A 26-year-old Iraqi man is brought to the emergency room of a county hospital by a co-worker, since he had been complaining of chest pain while at work. While waiting, the nurse checks his blood pressure and pulse, which are 150/98 mmHg and 110 beats per minute, respectively. She tells the man he should remove his shirt and lie down; he seems a bit nervous but complies. As she places cardiac monitor electrodes on his chest and begins connecting the monitor cables, she notices dime-size scars on his chest. The man breaks into a sweat and begins to tremble. Suddenly, he sits up suddenly and pulls off the electrodes, shouting, “No! No!” He grabs his shirt and runs out of the room. He attemps to compose himself, approaches his co-worker, telling him the doctor asked him to go home and rest. He attempts a calm, quick exit. The nurse and the ER security try to catch up with him to restrain him and reason with him. But reason and restraint aren’t enough.

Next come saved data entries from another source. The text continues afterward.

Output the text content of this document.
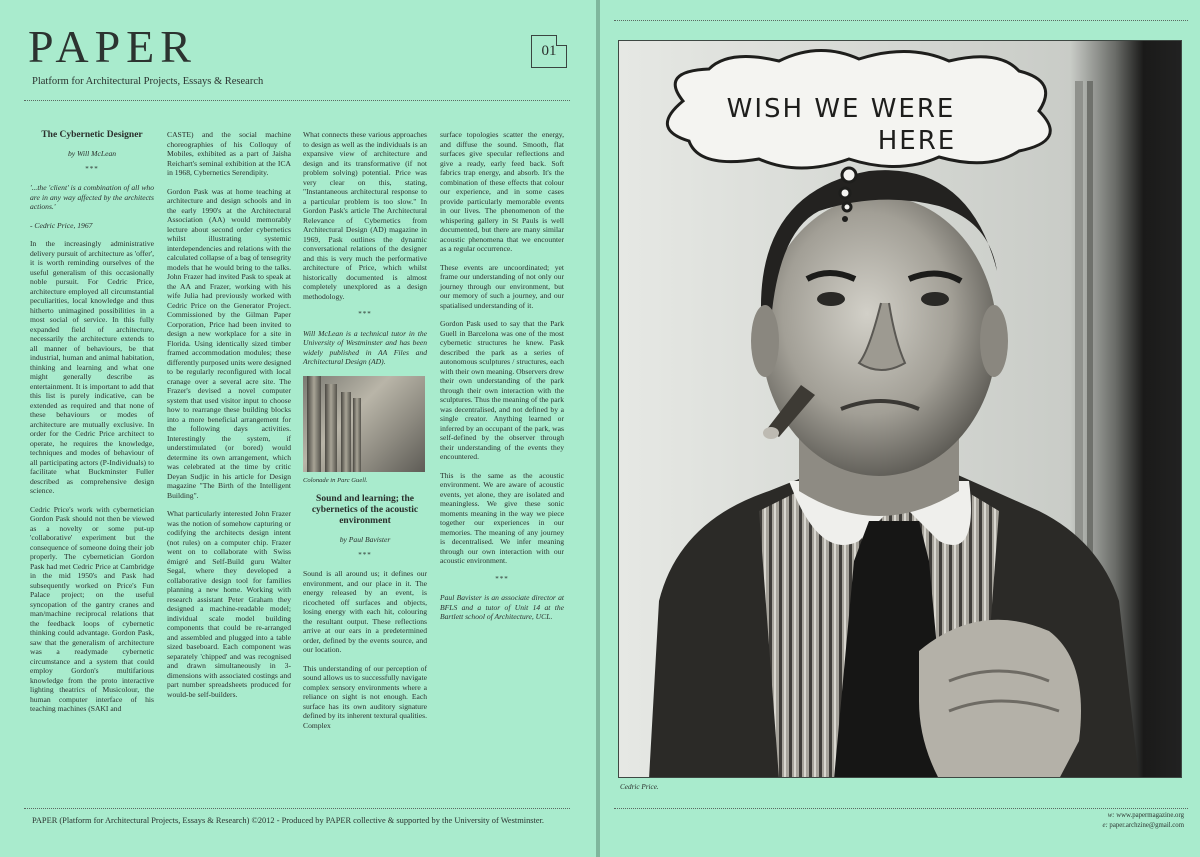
PAPER
Platform for Architectural Projects, Essays & Research
01
The Cybernetic Designer
by Will McLean
***

'...the 'client' is a combination of all who are in any way affected by the architects actions.'

- Cedric Price, 1967

In the increasingly administrative delivery pursuit of architecture as 'offer', it is worth reminding ourselves of the useful generalism of this occasionally noble pursuit. For Cedric Price, architecture employed all circumstantial peculiarities, local knowledge and thus hitherto unimagined possibilities in a most social of service. In this fully expanded field of architecture, necessarily the architecture extends to all manner of behaviours, be that industrial, human and animal habitation, thinking and learning and what one might generally describe as entertainment. It is important to add that this list is purely indicative, can be extended as required and that none of these behaviours or modes of architecture are mutually exclusive. In order for the Cedric Price architect to operate, he requires the knowledge, techniques and modes of behaviour of all participating actors (P-Individuals) to facilitate what Buckminster Fuller described as comprehensive design science.

Cedric Price's work with cybernetician Gordon Pask should not then be viewed as a novelty or some put-up 'collaborative' experiment but the consequence of someone doing their job properly. The cybernetician Gordon Pask had met Cedric Price at Cambridge in the mid 1950's and Pask had subsequently worked on Price's Fun Palace project; on the useful syncopation of the gantry cranes and man/machine reciprocal relations that the feedback loops of cybernetic thinking could advantage. Gordon Pask, saw that the generalism of architecture was a readymade cybernetic circumstance and a system that could employ Gordon's multifarious knowledge from the proto interactive lighting theatrics of Musicolour, the human computer interface of his teaching machines (SAKI and

CASTE) and the social machine choreographies of his Colloquy of Mobiles, exhibited as a part of Jaisha Reichart's seminal exhibition at the ICA in 1968, Cybernetics Serendipity.

Gordon Pask was at home teaching at architecture and design schools and in the early 1990's at the Architectural Association (AA) would memorably lecture about second order cybernetics whilst illustrating systemic interdependencies and relations with the calculated collapse of a bag of tensegrity models that he would bring to the talks. John Frazer had invited Pask to speak at the AA and Frazer, working with his wife Julia had previously worked with Cedric Price on the Generator Project. Commissioned by the Gilman Paper Corporation, Price had been invited to design a new workplace for a site in Florida. Using identically sized timber framed accommodation modules; these differently purposed units were designed to be regularly reconfigured with local cranage over a several acre site. The Frazer's devised a novel computer system that used visitor input to choose how to rearrange these building blocks into a more beneficial arrangement for the following days activities. Interestingly the system, if understimulated (or bored) would determine its own arrangement, which was celebrated at the time by critic Deyan Sudjic in his article for Design magazine "The Birth of the Intelligent Building".

What particularly interested John Frazer was the notion of somehow capturing or codifying the architects design intent (not rules) on a computer chip. Frazer went on to collaborate with Swiss émigré and Self-Build guru Walter Segal, where they developed a collaborative design tool for families planning a new home. Working with research assistant Peter Graham they designed a machine-readable model; individual scale model building components that could be re-arranged and assembled and plugged into a table sized baseboard. Each component was separately 'chipped' and was recognised and drawn simultaneously in 3-dimensions with associated costings and part number spreadsheets produced for would-be self-builders.

What connects these various approaches to design as well as the individuals is an expansive view of architecture and design and its transformative (if not problem solving) potential. Price was very clear on this, stating, "Instantaneous architectural response to a particular problem is too slow." In Gordon Pask's article The Architectural Relevance of Cybernetics from Architectural Design (AD) magazine in 1969, Pask outlines the dynamic conversational relations of the designer and this is very much the performative architecture of Price, which whilst historically documented is almost completely unexplored as a design methodology.

***

Will McLean is a technical tutor in the University of Westminster and has been widely published in AA Files and Architectural Design (AD).

Colonade in Parc Guell.

Sound and learning; the cybernetics of the acoustic environment
by Paul Bavister
***

Sound is all around us; it defines our environment, and our place in it. The energy released by an event, is ricocheted off surfaces and objects, losing energy with each hit, colouring the resultant output. These reflections arrive at our ears in a predetermined order, defined by the events source, and our location.

This understanding of our perception of sound allows us to successfully navigate complex sensory environments where a reliance on sight is not enough. Each surface has its own auditory signature defined by its inherent textural qualities. Complex

surface topologies scatter the energy, and diffuse the sound. Smooth, flat surfaces give specular reflections and give a ready, early feed back. Soft fabrics trap energy, and absorb. It's the combination of these effects that colour our experience, and in some cases provide particularly memorable events in our lives. The phenomenon of the whispering gallery in St Pauls is well documented, but there are many similar acoustic phenomena that we encounter as a regular occurrence.

These events are uncoordinated; yet frame our understanding of not only our journey through our environment, but our memory of such a journey, and our spatialised understanding of it.

Gordon Pask used to say that the Park Guell in Barcelona was one of the most cybernetic structures he knew. Pask described the park as a series of autonomous sculptures / structures, each with their own meaning. Observers drew their own understanding of the park through their own interaction with the sculptures. Thus the meaning of the park was decentralised, and not defined by a single creator. Anything learned or inferred by an occupant of the park, was self-defined by the observer through their understanding of the events they encountered.

This is the same as the acoustic environment. We are aware of acoustic events, yet alone, they are isolated and meaningless. We give these sonic moments meaning in the way we piece together our experiences in our memories. The meaning of any journey is decentralised. We infer meaning through our own interaction with our acoustic environment.

***

Paul Bavister is an associate director at BFLS and a tutor of Unit 14 at the Bartlett school of Architecture, UCL.

PAPER (Platform for Architectural Projects, Essays & Research) ©2012 - Produced by PAPER collective & supported by the University of Westminster.
WISH WE WERE
HERE
Cedric Price.
w: www.papermagazine.org
e: paper.archzine@gmail.com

Sometimes I read about victims of torture and feel like sobbing. The composed world of work and leisure mock the terror that was once poured into their body, soul and spirit. Their stories are not just their stories. They come to me as a parable of my own story. I too have walked into the emergency room under obligation of my employer—my means of survival and daily sustenance. My palms are sweaty. My heart is racing. I warn myself that I will be sent to the doctor for a more severe diagnosis if I don’t manage to fake normal. I wear my calm stoic face as I try to tell my heart to quit racing. I tell myself everything will be fine. My emotions refuse to comply. I search the nurse’s eyes. I hope and pray and plead for an ounce of understanding as she reads the results. Yet she purses her lips moving deftly onto the next procedure. The walls begin to spin. I don’t remember what happened next but it involved me and something I’d rather not talk about. I try to compose myself and approach my co-worker to go home. I can’t lie to her, so I say nothing. My shame increases as I see her skeptical look. The security guard and the nurse try to reason with me. I try to tell them my soul isn’t listening to reason right now. I can tell they don't understand.

1 comment:

Blorge said...

The second to the last time I went to the emergency room was wierd because I was given an anasthetic, but I still remember bits and pieces of what the doctor did. It was like I woke up a couple of times but only a little bit. Enough to know what was going on, but not enough to be able to speak or anything. I remember my mom giving me a picture from the screen of the monitor that the doctor had used during the procedure and having deja vu because I had seen it live on the monitor.

The next time I went to the ER, was more embarrassing than anything else and I wished that I could have just gone there myself and my roomates didn't even need to be there, but they stuck around for me. If I had had a car at the time, I wouldn't have let them drive me, but that wasn't really an option.